Color me a bit surprised that “Papa Loved Mama” didn’t go number one, though I can understand that the subject matter might’ve had something to do with that.
If I were to rank the Ropin’ The Wind singles from favorite to least favorite it would be:
1.) What She’s Doing Now
3.) Papa Loved Mama
4.) The River
I’ve been revisiting the Ropin’ The Wind cd ever since this feature, and I must say that “Rodeo” has grown on me a tad more since I commented on it earlier in this feature, though it’s still my least favorite of the singles. And yes, it’s the same cd copy that my step dad brought home in ’91. :)
As a teen, I loved this song and continued to love it throughout my college years. But somewhere along the way, I decided that it was too Disney like for me. However, I’ve come back around to appreciating it again in the last couple of years.
This song has aged as well as anything Brooks recorded. There is a timeless naivety and innocence about the performance.

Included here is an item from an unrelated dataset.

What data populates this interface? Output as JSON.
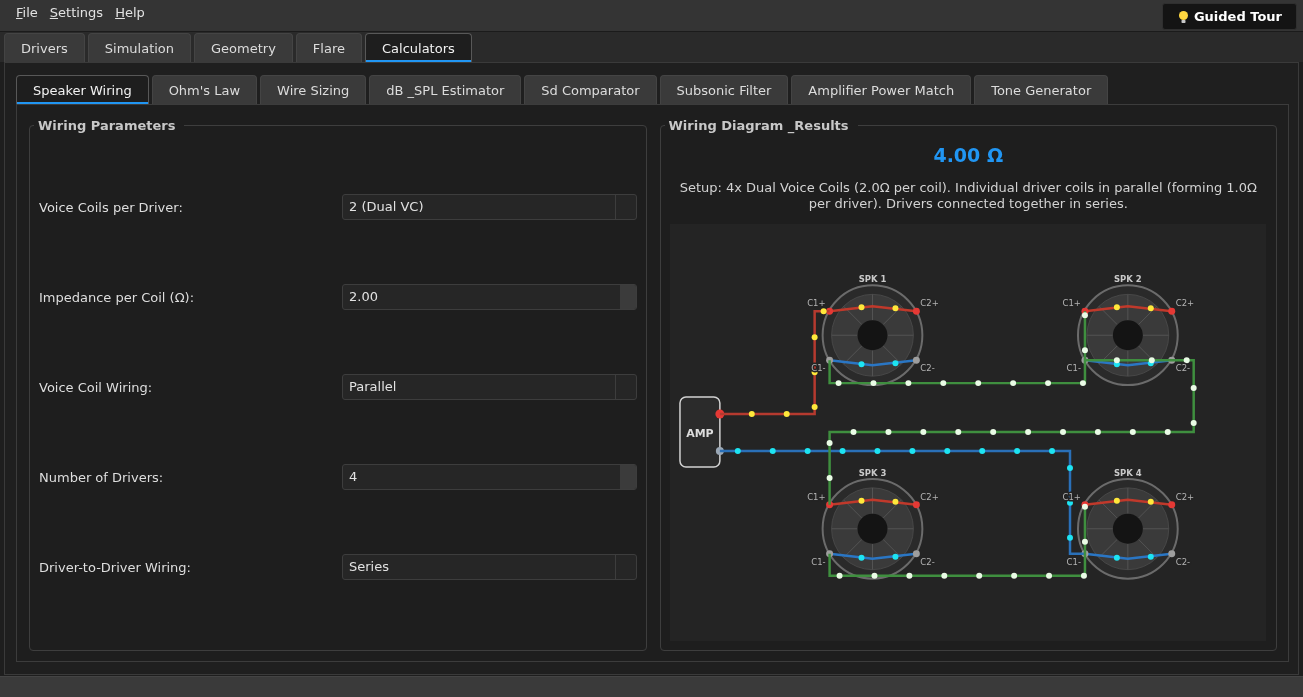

This song appealed to non-country fans in my world as well. My roommate in university loved this single. It is a charmed, miracle of a song.
The comparisons between Garth and James Taylor seem incredibly apt, especially when it comes to “The River” (and several others in G.B.’s songwriting canon). And ironically, when Garth was honored at the Kennedy Center earlier this year, “The River” was performed by….drum roll please…James Taylor. The honoree was clearly moved about having been honored by one of his biggest heroes and influences on that night.